What happened

Shares of Casey's General Stores (CASY 0.85%) climbed 20.8% in June, according to data from S&P Global Market Intelligence, after the convenience store chain served up exceptional fiscal fourth-quarter 2019 results and even better guidance.

The stock popped 10% just on June 11, after the company confirmed its quarterly revenue had climbed a modest 4.3% year over year to $2.178 billion, helped by a 5.7% increase in same-store sales. Meanwhile, net income increased to $25.2 million, or $0.68 per share, up 33% from $0.51 per share in the year-ago period. Both figures easily exceeded analysts' consensus estimates for earnings closer to $0.42 per share on slightly lower revenue. 

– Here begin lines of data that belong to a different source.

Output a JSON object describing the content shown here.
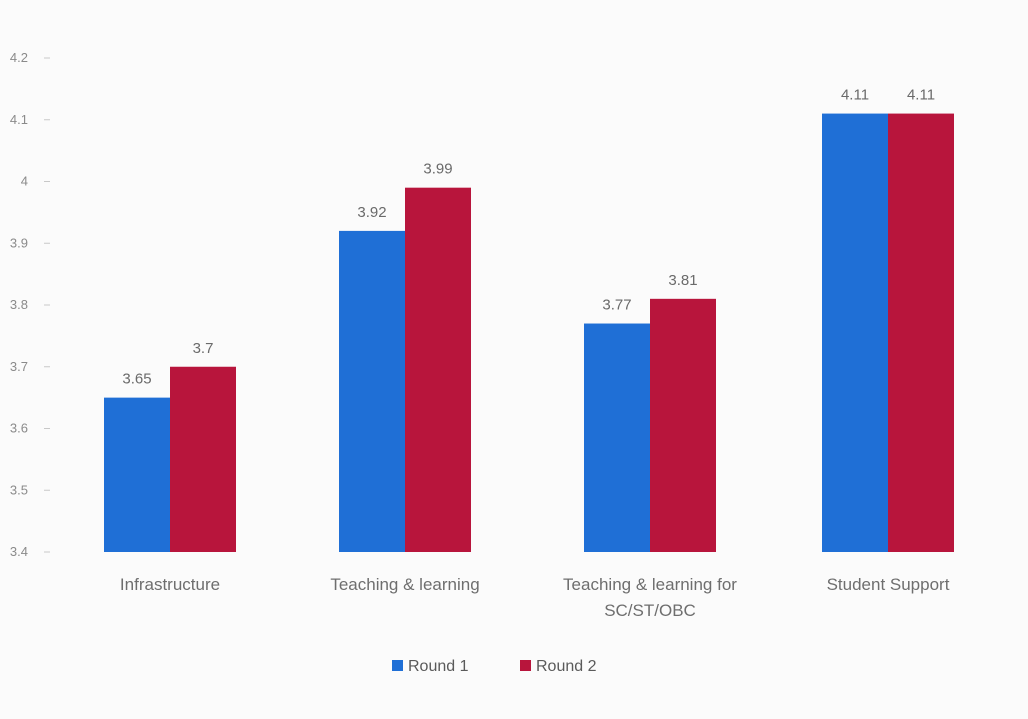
{
  "chart_data": {
    "type": "bar",
    "title": "",
    "xlabel": "",
    "ylabel": "",
    "categories": [
      [
        "Infrastructure"
      ],
      [
        "Teaching & learning"
      ],
      [
        "Teaching & learning for",
        "SC/ST/OBC"
      ],
      [
        "Student Support"
      ]
    ],
    "series": [
      {
        "name": "Round 1",
        "color": "#1f6fd6",
        "values": [
          3.65,
          3.92,
          3.77,
          4.11
        ]
      },
      {
        "name": "Round 2",
        "color": "#b8153c",
        "values": [
          3.7,
          3.99,
          3.81,
          4.11
        ]
      }
    ],
    "data_labels": [
      [
        "3.65",
        "3.92",
        "3.77",
        "4.11"
      ],
      [
        "3.7",
        "3.99",
        "3.81",
        "4.11"
      ]
    ],
    "ylim": [
      3.4,
      4.2
    ],
    "yticks": [
      3.4,
      3.5,
      3.6,
      3.7,
      3.8,
      3.9,
      4.0,
      4.1,
      4.2
    ],
    "ytick_labels": [
      "3.4",
      "3.5",
      "3.6",
      "3.7",
      "3.8",
      "3.9",
      "4",
      "4.1",
      "4.2"
    ],
    "grid": false,
    "legend_position": "bottom"
  }
}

Hand using orange diesel pump to fill up white car.

Image source: Getty Images.

So what

CEO Terry Handley -- who had just announced his impending retirement, effective June 24, after 38 years with the company -- credited recent growth to a combination of gross profit margin expansion, disciplined operating-expense management, and new store openings.

"The entire team demonstrated a focused effort to drive the business forward while working diligently to build out new capabilities that will support future earnings growth," Handley said, "including completing several value-creation-plan milestones in the fourth quarter."

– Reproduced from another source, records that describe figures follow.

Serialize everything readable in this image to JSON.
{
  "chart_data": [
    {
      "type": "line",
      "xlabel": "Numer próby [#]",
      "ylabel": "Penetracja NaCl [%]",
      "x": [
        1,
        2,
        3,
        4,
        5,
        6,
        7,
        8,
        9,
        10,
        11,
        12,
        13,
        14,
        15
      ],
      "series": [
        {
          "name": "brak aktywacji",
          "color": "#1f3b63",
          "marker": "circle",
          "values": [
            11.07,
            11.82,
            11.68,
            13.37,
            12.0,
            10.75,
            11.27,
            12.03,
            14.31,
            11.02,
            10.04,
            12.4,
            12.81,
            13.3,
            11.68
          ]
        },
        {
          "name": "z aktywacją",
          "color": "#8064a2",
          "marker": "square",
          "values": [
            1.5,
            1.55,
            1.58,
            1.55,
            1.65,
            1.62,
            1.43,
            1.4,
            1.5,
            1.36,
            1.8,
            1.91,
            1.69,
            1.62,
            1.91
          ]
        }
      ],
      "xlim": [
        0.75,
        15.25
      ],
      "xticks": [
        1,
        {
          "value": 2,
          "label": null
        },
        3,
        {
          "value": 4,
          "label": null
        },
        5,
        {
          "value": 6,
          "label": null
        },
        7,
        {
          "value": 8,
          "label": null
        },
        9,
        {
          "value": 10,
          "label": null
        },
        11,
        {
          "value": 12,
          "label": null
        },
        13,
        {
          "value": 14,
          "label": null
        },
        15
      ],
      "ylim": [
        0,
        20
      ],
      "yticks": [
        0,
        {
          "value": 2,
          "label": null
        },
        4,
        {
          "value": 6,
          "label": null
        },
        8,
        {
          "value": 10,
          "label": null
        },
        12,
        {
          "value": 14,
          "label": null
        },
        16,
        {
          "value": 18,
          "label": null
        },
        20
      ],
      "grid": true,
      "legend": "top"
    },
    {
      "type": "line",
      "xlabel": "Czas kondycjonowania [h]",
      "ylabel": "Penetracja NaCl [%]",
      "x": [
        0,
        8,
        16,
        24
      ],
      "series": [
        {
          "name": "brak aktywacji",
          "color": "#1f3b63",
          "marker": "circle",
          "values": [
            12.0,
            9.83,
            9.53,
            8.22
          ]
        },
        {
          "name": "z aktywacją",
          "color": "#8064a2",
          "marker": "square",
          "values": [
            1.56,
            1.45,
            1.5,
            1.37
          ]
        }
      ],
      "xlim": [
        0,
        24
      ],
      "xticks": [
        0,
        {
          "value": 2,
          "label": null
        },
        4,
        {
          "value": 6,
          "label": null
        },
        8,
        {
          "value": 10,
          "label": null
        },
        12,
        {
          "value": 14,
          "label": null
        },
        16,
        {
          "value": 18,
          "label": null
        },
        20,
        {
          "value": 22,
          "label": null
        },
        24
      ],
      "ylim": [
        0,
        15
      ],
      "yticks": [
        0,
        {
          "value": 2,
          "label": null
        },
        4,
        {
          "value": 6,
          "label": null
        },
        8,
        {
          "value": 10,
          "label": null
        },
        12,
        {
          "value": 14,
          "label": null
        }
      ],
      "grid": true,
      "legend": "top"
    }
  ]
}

Notably among those milestones, the company officially launched its new e-commerce site and implemented a fuel price optimization platform in all of its stores. In fiscal 2020, Casey's also plans to roll out a new in-store price optimization program, a new in-store order management system, and a new mobile app.

Now what

Looking ahead to the full fiscal-year 2020, Casey's also told investors to expect comparable-store fuel sales in the range of a 0.5% decline to a 1% jump, but with an improved fuel margin of $0.205 to $0.225 per gallon (up from $0.186 in fiscal 2019). It is further targeting grocery comps growth of 2.5% to 4%, with improved grocery margin of 32% to 33% (up from 31.5% last fiscal year). And it expects prepared-food comps growth of 3% to 6%, with margins of 61% to 63% (roughly flat from 62.2% in fiscal 2019).

After coupling that guidance with Casey's relative outperformance to end its fiscal year, and with the stock up only slightly in calendar 2019 leading up to last month's report, it was hardly surprising to see shares bounce higher in response.